In the Valley, if the weather turns suddenly inclement (as it quite often does, spontaneously), you can hop into one of the shopping centers, the museum, and the five star hotel and get out of the rain. High country? You won’t get rain, you’ll likely get snow, or a snow and rain mix depending on how high you are. Do you have a pancho, or a parka? No?   Do you know not only HOW to start a fire, but where you’re allowed to in the back country? No?? Your cause of death will likely be a draw for hypothermia and your ego writing a check your gear couldn’t cash. Note; in Yosemite, fires are restricted to areas Under 10,000 ft. Above 10k? Don’t do it.   There isn’t enough oxygen up there, and being around a fire up there may lead to death by asphyxiation.

In the Valley, there are a dozen or so places to get food, and just about any kind you’d like. Over Tioga pass? Two.   Tuolumne Meadows and Crane Flats, at either end of the pass.

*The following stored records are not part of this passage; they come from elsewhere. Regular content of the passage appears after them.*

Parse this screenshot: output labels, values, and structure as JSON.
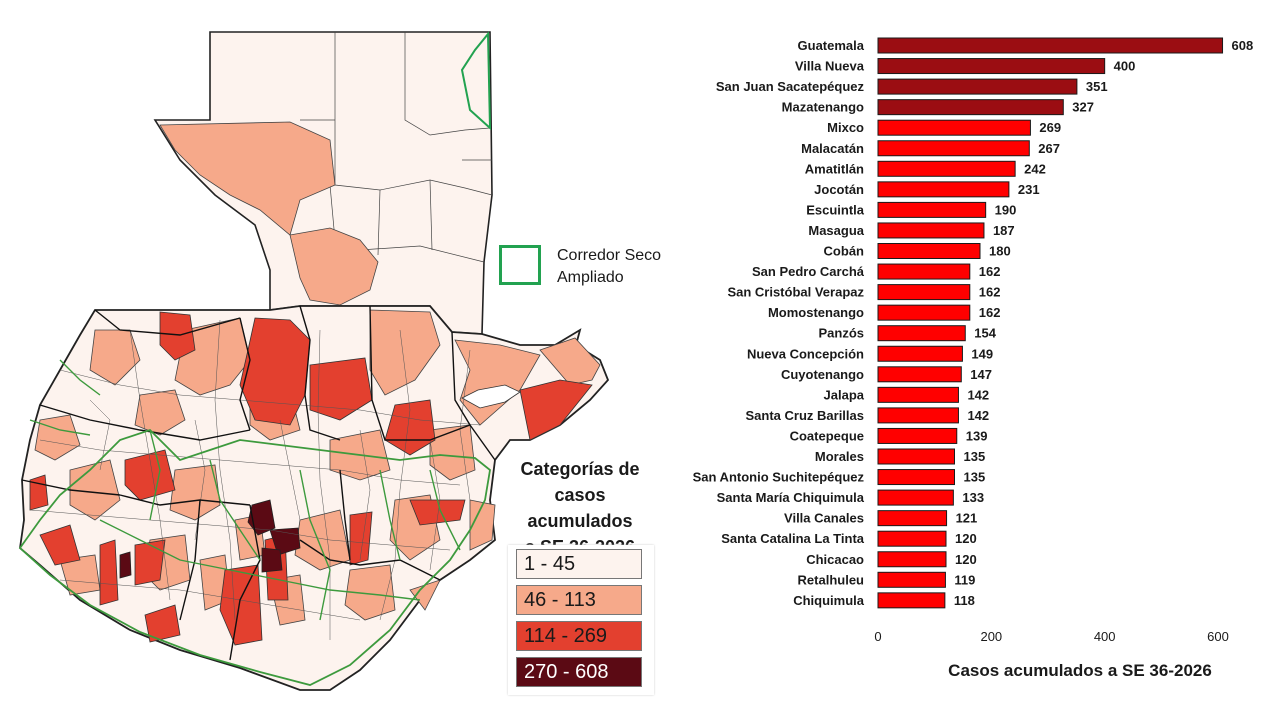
{
  "map": {
    "corridor_label_line1": "Corredor Seco",
    "corridor_label_line2": "Ampliado",
    "corridor_color": "#22a250",
    "legend_title_line1": "Categorías de",
    "legend_title_line2": "casos acumulados",
    "legend_title_line3": "a SE 36-2026",
    "legend": [
      {
        "label": "1 - 45",
        "color": "#fdf3ee",
        "text_color": "#1a1a1a"
      },
      {
        "label": "46 - 113",
        "color": "#f6a98a",
        "text_color": "#1a1a1a"
      },
      {
        "label": "114 - 269",
        "color": "#e3402f",
        "text_color": "#1a1a1a"
      },
      {
        "label": "270 - 608",
        "color": "#5b0a14",
        "text_color": "#ffffff"
      }
    ]
  },
  "chart_data": {
    "type": "bar",
    "orientation": "horizontal",
    "categories": [
      "Guatemala",
      "Villa Nueva",
      "San Juan Sacatepéquez",
      "Mazatenango",
      "Mixco",
      "Malacatán",
      "Amatitlán",
      "Jocotán",
      "Escuintla",
      "Masagua",
      "Cobán",
      "San Pedro Carchá",
      "San Cristóbal Verapaz",
      "Momostenango",
      "Panzós",
      "Nueva Concepción",
      "Cuyotenango",
      "Jalapa",
      "Santa Cruz Barillas",
      "Coatepeque",
      "Morales",
      "San Antonio Suchitepéquez",
      "Santa María Chiquimula",
      "Villa Canales",
      "Santa Catalina La Tinta",
      "Chicacao",
      "Retalhuleu",
      "Chiquimula"
    ],
    "values": [
      608,
      400,
      351,
      327,
      269,
      267,
      242,
      231,
      190,
      187,
      180,
      162,
      162,
      162,
      154,
      149,
      147,
      142,
      142,
      139,
      135,
      135,
      133,
      121,
      120,
      120,
      119,
      118
    ],
    "xlabel": "Casos acumulados a SE 36-2026",
    "xlim": [
      0,
      600
    ],
    "xticks": [
      0,
      200,
      400,
      600
    ],
    "grid": false,
    "colors": {
      "high": "#9b0d12",
      "mid": "#ff0000",
      "border": "#1a1a1a"
    }
  }
}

The former is a through hiker restock point, so expect high calorie low weight food, and nothing you have to cook. Crane Flats has a convenience store and gas station.

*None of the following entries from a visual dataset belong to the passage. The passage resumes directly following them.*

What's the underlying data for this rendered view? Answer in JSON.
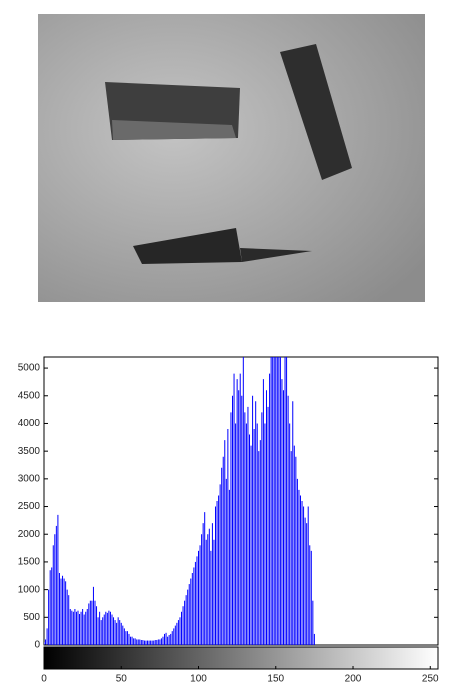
{
  "chart_data": {
    "type": "bar",
    "color": "#0000ff",
    "x": [
      0,
      1,
      2,
      3,
      4,
      5,
      6,
      7,
      8,
      9,
      10,
      11,
      12,
      13,
      14,
      15,
      16,
      17,
      18,
      19,
      20,
      21,
      22,
      23,
      24,
      25,
      26,
      27,
      28,
      29,
      30,
      31,
      32,
      33,
      34,
      35,
      36,
      37,
      38,
      39,
      40,
      41,
      42,
      43,
      44,
      45,
      46,
      47,
      48,
      49,
      50,
      51,
      52,
      53,
      54,
      55,
      56,
      57,
      58,
      59,
      60,
      61,
      62,
      63,
      64,
      65,
      66,
      67,
      68,
      69,
      70,
      71,
      72,
      73,
      74,
      75,
      76,
      77,
      78,
      79,
      80,
      81,
      82,
      83,
      84,
      85,
      86,
      87,
      88,
      89,
      90,
      91,
      92,
      93,
      94,
      95,
      96,
      97,
      98,
      99,
      100,
      101,
      102,
      103,
      104,
      105,
      106,
      107,
      108,
      109,
      110,
      111,
      112,
      113,
      114,
      115,
      116,
      117,
      118,
      119,
      120,
      121,
      122,
      123,
      124,
      125,
      126,
      127,
      128,
      129,
      130,
      131,
      132,
      133,
      134,
      135,
      136,
      137,
      138,
      139,
      140,
      141,
      142,
      143,
      144,
      145,
      146,
      147,
      148,
      149,
      150,
      151,
      152,
      153,
      154,
      155,
      156,
      157,
      158,
      159,
      160,
      161,
      162,
      163,
      164,
      165,
      166,
      167,
      168,
      169,
      170,
      171,
      172,
      173,
      174,
      175,
      176,
      177,
      178,
      179,
      180,
      181,
      182,
      183,
      184,
      185,
      186,
      187,
      188,
      189,
      190,
      191,
      192,
      193,
      194,
      195,
      196,
      197,
      198,
      199,
      200,
      201,
      202,
      203,
      204,
      205,
      206,
      207,
      208,
      209,
      210,
      211,
      212,
      213,
      214,
      215,
      216,
      217,
      218,
      219,
      220,
      221,
      222,
      223,
      224,
      225,
      226,
      227,
      228,
      229,
      230,
      231,
      232,
      233,
      234,
      235,
      236,
      237,
      238,
      239,
      240,
      241,
      242,
      243,
      244,
      245,
      246,
      247,
      248,
      249,
      250,
      251,
      252,
      253,
      254,
      255
    ],
    "values": [
      50,
      100,
      300,
      1000,
      1350,
      1400,
      1800,
      2000,
      2150,
      2350,
      1300,
      1200,
      1250,
      1200,
      1150,
      1000,
      900,
      650,
      620,
      600,
      650,
      600,
      620,
      560,
      600,
      650,
      550,
      600,
      650,
      750,
      800,
      800,
      1050,
      800,
      700,
      500,
      600,
      450,
      500,
      550,
      600,
      580,
      620,
      600,
      550,
      500,
      450,
      400,
      500,
      450,
      400,
      350,
      300,
      250,
      250,
      200,
      150,
      150,
      120,
      120,
      100,
      100,
      100,
      90,
      90,
      80,
      80,
      80,
      80,
      80,
      80,
      80,
      90,
      90,
      100,
      100,
      120,
      150,
      200,
      220,
      150,
      180,
      200,
      250,
      300,
      350,
      400,
      450,
      500,
      600,
      700,
      800,
      900,
      1000,
      1100,
      1200,
      1300,
      1400,
      1500,
      1600,
      1700,
      1800,
      2000,
      2200,
      2400,
      1900,
      2000,
      2100,
      1700,
      2200,
      1900,
      2500,
      2600,
      2700,
      2900,
      3200,
      3400,
      3700,
      3000,
      3900,
      2800,
      4200,
      4500,
      4900,
      4000,
      4800,
      4600,
      4900,
      4500,
      5200,
      4200,
      4000,
      4300,
      3800,
      3600,
      4500,
      3900,
      4400,
      4000,
      3500,
      3700,
      4200,
      4800,
      4000,
      4600,
      4300,
      4900,
      5200,
      5200,
      5200,
      5200,
      5200,
      5200,
      5200,
      4800,
      4600,
      5200,
      5200,
      4500,
      4000,
      3500,
      4400,
      3600,
      3400,
      3000,
      2800,
      2700,
      2600,
      2500,
      2300,
      2200,
      2500,
      1800,
      1700,
      800,
      200,
      0,
      0,
      0,
      0,
      0,
      0,
      0,
      0,
      0,
      0,
      0,
      0,
      0,
      0,
      0,
      0,
      0,
      0,
      0,
      0,
      0,
      0,
      0,
      0,
      0,
      0,
      0,
      0,
      0,
      0,
      0,
      0,
      0,
      0,
      0,
      0,
      0,
      0,
      0,
      0,
      0,
      0,
      0,
      0,
      0,
      0,
      0,
      0,
      0,
      0,
      0,
      0,
      0,
      0,
      0,
      0,
      0,
      0,
      0,
      0,
      0,
      0,
      0,
      0,
      0,
      0,
      0,
      0,
      0,
      0,
      0,
      0,
      0,
      0,
      0,
      0,
      0,
      0,
      0,
      0
    ],
    "xlim": [
      0,
      255
    ],
    "xticks": [
      0,
      50,
      100,
      150,
      200,
      250
    ],
    "ylim": [
      0,
      5200
    ],
    "yticks": [
      0,
      500,
      1000,
      1500,
      2000,
      2500,
      3000,
      3500,
      4000,
      4500,
      5000
    ]
  }
}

The valley is for tourists. Back country is NOT. You go back there unprepared and the Bouncer will treat you like an ant to a boot.

And even *I* am guilty of this and have had a recent reminder of the rules. Last month I went up to Tahoe with New Stick and Tenaya to show New Stick part of where he now lives. The day was nice and sunny in the morning, and a little chilly and breezy when we got up there. But of the three of us, only my wife had a proper gear load out. Most of my gear was still in the wash from the week before. So I was up there in bare bones gear and shorts and short sleeves. It was a bit chilly, but not bad.

About a quarter to three in the afternoon, clouds blew in, and it looked like rain.   That wasn’t good, so we made our way back up to the parking lot of D. L. Bliss State park. That was when Mother Nature reminded me of a few things.   Thing one was that when you’re above 7k feet and the temp is low enough (like it was then) you don’t get rain.  You get snow. Thing two was that even in late spring, you can get snow enough to get white out conditions getting back to the highway. Thing three was a not at all subtle reminder that I was NOT PREPARED FOR SNOW OR COLD WEATHER SURVIVAL. What followed was 45 minutes of white knuckle driving racing to get down out of the mountains before it snowed us in. I say race because we didn’t have chains either, and as we were coming down off of Donner Pass, the signs started changing on 80 to “Snow at pass, carry chains.” The bouncer bounced us right out of the club. We did Not have the gear to be there. Are you on Facebook? The video of the beginning of the bad weather is here. By the time we got past Squaw Valley, it looked like this.

The whole episode was a none too subtle Trial By Error that thankfully we survived, made worse by the fact that I should have known better. Out of the three of us, tenderfooted Tenaya was the best prepared.   She followed what she’d been taught but what one of her teachers was idiotically ignoring (that’d be me, and yea, I’ll take my lumps..). She had a jacket. She was prepared. She did it right.

But back to my acquaintance. My acquaintance has a choice to make here. They can stay a tourist, pay the cover, get in the club, and have a good time, metaphorically. But if they wants to take their family back country, to go have a nice day hike in the high country? They’ve got some work to do. I can’t tell them how to get up there and do a day hike safely with little gear and no knowledge because there simply IS NO WAY to do that safely. I’ve been bounced out of the high country for not being prepared for it. I lived, not because I’m hard to kill, or macho, or anything other than stupidly lucky and intimately familiar with my own contingency planning (which helps loads).   Believe me, I’m not going to shoot my mouth off around the Bouncer. Her message was well received, thank you and may I NOT have another…

And anyone else who asks?? Hey, if you have a real interest in going there and learning that, I’ll do everything I can to either teach you or put you where you need to be to learn. I try to be nice about it that way. But if you’re going to ask me how to get away with doing something really stupid or unsafe?? Then no, I won’t hold your beer, and no, I won’t “watch this.”   You’re walkin’ with Darwin, not me.   I respect the Bouncer.